Here is the abstract:
Background: E-cigarettes (E-cigarettes) have grown in popularity as an alternative to traditional cigarettes especially among consumers who want to reduce the risk of morbidity and mortality associated with smoking. Nonetheless, a recent study showed both E-cigarettes and traditional cigarettes cause an increase in oxidative stress and endothelial dysfunction, however this effect is less pronounced with E-cigarettes. Currently, there is a limited study that shows the impact of E-cigarette in the cardiovascular system. Therefore, data from the 2014 National Health Interview Survey (NHIS) was used to evaluate the effect of E-cigarettes on the cardiovascular system, specifically the effect on myocardial infarction (MI).
Methods: Analysis of the 2014 National Health Interview Survey (NHIS) database was performed to examine the effect of E-cigarettes on MI. Initially, subjects were assigned to one of two groups: those with a history of MI and those without a history of MI. The t-test and chi-square test were subsequently applied to compare the different demographics and health characteristics between these two groups. A logistic regression model was then used to measure the association between E-cigarettes and history of MI. Data was adjusted for multiple risk factors for MI including age, gender, race, body mass index, income, the status of smoking cigarettes, and history of hypertension, diabetes, and hypercholesterolemia.

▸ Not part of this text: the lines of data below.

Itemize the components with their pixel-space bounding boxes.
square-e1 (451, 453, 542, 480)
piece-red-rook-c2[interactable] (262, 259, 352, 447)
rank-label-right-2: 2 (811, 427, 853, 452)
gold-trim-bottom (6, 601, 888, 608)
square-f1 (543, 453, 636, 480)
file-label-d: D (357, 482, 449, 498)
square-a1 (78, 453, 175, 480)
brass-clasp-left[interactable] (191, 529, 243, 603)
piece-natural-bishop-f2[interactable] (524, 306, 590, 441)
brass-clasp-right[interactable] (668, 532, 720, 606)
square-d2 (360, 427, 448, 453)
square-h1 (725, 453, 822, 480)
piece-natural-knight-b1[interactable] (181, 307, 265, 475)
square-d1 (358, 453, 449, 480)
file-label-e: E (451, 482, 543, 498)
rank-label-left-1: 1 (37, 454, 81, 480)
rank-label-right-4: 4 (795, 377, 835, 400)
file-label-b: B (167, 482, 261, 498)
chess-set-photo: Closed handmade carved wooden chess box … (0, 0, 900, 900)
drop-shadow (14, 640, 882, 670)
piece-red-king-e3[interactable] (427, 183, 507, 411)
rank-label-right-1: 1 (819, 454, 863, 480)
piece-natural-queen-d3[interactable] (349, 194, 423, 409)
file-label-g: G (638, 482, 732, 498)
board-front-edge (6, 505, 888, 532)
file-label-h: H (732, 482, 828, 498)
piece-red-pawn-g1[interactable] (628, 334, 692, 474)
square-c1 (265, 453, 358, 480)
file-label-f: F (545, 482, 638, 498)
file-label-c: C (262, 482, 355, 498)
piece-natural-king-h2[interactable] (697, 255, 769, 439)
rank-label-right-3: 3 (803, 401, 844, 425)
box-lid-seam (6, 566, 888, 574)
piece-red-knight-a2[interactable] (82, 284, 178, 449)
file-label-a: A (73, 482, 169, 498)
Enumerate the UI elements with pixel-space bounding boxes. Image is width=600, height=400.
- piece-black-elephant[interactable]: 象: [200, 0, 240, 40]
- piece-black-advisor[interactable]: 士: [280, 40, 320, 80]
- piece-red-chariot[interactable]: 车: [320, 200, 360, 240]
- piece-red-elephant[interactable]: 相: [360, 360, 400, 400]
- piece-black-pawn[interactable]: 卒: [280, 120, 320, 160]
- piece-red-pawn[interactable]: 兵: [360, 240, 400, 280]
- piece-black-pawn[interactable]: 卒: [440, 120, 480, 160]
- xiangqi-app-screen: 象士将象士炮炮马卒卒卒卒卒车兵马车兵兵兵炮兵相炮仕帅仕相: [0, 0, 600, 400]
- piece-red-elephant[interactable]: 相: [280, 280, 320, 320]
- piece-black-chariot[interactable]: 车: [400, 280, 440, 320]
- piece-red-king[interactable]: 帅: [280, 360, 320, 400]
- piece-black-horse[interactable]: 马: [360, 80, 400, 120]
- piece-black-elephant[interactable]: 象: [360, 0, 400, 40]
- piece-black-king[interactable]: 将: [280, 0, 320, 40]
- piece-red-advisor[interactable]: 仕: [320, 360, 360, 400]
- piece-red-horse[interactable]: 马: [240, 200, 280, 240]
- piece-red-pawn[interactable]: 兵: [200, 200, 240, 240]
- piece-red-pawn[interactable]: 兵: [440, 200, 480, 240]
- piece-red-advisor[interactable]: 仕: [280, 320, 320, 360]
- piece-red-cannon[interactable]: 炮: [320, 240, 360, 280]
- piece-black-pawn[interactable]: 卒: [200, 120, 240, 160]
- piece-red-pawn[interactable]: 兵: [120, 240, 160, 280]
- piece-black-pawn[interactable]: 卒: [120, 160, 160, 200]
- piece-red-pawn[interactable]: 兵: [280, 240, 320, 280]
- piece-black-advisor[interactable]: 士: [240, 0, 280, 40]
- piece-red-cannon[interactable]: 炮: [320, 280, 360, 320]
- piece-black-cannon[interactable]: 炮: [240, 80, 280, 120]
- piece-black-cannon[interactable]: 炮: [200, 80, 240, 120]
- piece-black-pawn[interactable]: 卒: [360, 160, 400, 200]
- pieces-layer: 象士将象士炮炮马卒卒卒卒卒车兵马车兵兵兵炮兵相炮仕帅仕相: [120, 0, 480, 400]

Results: A total of 35,156 subjects were included in the final logistic model. This model showed that increasing age (OR, 1.04; p <0.001), history of hypertension (OR, 2.72; p < 0.001), high cholesterol (OR, 2.19; p< 0.001), and diabetes (OR, 1.68; p< 0.001) are associated with increased odds of myocardial infarction. With respect to smoking, increased frequency of smoking was associated with increasingly higher odds of MI when compared to patients who had never smoked: every day smokers (OR, 2.75 p<0.001), some day smokers (OR, 2.39; p<0.001), and former smokers (OR 1.80; p<0.001.) In contrast, females (OR, 0.49; p<0.001), Hispanics (OR, 0.62; p<0.001), and people with higher incomes (OR, 0.93 [95% CI, 0.90-0.96]; p<0.001) have lower odds of heart attack. With respect to Electronic cigarette use and MI, analysis revealed an odds ratio of 1.42 with p = 0.017.
Conclusions: Our findings indicate that Electronic cigarette use, when adjusted for other risk factors, is associated with a 42 % increased odds of myocardial infarction. This increase in odds is consistent regardless of traditional cigarette smoking history. More studies are needed to further assess this risk.